小野寺氏の発言
その答弁では、14世紀ころにアイヌ文化が形成された、そのころに和人も北海道に進出をしたかのような答弁ですけれども、1万年以上前から、和人と言われる、アイヌじゃない方たちが北海道と本州を行き来していたというのは事実であると思いますが、なぜ、そのような答弁になったのか、私は理解をしかねております。(2014/11/11 北海道議会)
『エゾの歴史』
この言葉の公的な使用の初めは、寛政一一年(1799)の徳川幕府の東エゾ地直接支配の開始と関係があるようである。東エゾ地直轄の基本方針として幕府は、「夷人共追々御徳化に感じ、御主法に馴れ、和人風俗に相成度由望候者も有之候はば、月代も致させ…(略)…往々和人に変化いたし候様教育可致事」とし、その目的として、「万々一外国より懐け候事抔有之候共、心底不動様存込せ候儀、御趣意第一」(『蝦夷地御用掛松平伊豆守様御口達書』)と明言している。右に言う「外国」とは、ロシア帝国を指す。風俗を和人同様としそれを通じて和人意識を強く持たせることが目標とされている。

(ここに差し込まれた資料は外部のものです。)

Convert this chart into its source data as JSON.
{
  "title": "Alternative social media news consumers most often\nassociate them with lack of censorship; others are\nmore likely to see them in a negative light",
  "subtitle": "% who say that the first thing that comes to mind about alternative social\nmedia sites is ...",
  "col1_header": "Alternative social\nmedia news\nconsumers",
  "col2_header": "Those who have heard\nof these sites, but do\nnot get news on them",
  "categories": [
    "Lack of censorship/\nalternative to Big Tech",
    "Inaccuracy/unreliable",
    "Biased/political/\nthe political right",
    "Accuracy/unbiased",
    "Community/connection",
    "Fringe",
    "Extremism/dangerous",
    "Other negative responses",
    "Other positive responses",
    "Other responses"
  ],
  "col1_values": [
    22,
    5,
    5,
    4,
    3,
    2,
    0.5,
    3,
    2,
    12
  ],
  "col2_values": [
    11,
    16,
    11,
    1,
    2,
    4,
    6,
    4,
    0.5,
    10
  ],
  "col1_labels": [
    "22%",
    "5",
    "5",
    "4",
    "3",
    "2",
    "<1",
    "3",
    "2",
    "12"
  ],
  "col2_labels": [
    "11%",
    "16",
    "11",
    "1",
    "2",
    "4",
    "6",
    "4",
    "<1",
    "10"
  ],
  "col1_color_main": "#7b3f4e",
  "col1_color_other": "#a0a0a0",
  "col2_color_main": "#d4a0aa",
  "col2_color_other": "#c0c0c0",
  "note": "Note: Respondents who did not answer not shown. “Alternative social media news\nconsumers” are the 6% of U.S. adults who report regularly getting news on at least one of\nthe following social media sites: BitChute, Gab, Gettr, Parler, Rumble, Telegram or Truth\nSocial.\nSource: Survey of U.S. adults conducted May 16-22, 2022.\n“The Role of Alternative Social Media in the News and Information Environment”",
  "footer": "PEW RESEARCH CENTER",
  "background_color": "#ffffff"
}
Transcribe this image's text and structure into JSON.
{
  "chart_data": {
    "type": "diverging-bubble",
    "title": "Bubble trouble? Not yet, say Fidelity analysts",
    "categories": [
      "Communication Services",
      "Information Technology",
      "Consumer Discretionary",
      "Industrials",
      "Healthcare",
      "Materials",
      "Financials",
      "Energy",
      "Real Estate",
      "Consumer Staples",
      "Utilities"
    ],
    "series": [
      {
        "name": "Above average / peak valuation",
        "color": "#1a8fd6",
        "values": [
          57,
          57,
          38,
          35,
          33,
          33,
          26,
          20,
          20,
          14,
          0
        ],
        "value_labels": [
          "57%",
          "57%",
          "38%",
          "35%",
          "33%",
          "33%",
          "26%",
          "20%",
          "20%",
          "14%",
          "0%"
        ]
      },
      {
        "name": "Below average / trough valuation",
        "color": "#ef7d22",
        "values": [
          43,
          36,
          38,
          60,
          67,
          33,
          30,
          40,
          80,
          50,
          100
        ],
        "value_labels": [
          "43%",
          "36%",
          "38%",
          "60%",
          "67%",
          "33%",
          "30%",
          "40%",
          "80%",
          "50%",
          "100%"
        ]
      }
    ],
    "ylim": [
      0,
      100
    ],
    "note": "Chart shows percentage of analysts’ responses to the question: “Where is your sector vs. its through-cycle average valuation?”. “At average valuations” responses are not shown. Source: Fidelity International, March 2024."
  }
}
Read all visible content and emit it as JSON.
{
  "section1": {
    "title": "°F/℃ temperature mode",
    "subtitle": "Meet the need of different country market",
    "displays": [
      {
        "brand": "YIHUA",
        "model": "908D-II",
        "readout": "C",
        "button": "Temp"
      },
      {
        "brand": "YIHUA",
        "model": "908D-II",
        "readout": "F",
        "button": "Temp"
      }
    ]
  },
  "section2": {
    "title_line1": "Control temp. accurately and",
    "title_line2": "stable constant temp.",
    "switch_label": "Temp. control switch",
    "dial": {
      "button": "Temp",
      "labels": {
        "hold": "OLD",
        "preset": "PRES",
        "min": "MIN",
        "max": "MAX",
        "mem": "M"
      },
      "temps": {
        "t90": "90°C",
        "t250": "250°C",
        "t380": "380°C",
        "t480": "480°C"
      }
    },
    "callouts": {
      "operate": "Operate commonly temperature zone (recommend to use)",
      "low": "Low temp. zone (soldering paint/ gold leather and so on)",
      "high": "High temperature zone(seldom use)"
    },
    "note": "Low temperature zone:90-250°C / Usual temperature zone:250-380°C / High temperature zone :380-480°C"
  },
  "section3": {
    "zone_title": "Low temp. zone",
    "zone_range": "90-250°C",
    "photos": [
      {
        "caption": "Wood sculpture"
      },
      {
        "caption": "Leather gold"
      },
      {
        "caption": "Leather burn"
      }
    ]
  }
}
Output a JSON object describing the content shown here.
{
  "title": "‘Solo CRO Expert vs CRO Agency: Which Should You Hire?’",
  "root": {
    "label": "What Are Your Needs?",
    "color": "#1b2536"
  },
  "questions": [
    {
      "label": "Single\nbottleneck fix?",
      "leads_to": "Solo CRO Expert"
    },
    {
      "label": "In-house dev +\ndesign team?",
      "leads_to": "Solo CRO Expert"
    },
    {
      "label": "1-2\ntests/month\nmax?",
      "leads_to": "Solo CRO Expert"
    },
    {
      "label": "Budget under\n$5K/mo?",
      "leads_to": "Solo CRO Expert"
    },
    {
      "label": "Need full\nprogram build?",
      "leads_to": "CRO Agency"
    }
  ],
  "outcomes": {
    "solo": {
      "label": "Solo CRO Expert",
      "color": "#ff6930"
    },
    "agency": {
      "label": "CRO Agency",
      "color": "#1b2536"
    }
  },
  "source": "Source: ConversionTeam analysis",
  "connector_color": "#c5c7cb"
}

したがって、右に言う「和人」は「幕藩体制を構成する人」の意味で用いられており、たんなる「日本人」の言いかえではない。「日本人」という表現は、縄文文化構成者にたいしても使用されることがあるが、この言葉の意味を明確にするのは、エミシがアイヌ民族であるかないかを云々するより、よほど難しい。この言葉の説明に「八世紀段階では、日本語を日用語とし、古墳文化の伝統をうけつぎ、中央政府の統制に服している人」と記すものもある。ようするに、古代人のことであろう。(海保、pp. 130-131)
A15:
和人という用語は、江戸時代以降のアイヌ民族政策に関する文脈で「日本人」を指すために用いられる。しかし,この用語を縄文文化構成者に対して用いている例があるという(文献不詳)。このときには、前者の意味で「日本人」を指すことはない。言葉の多義性を悪用した詭弁。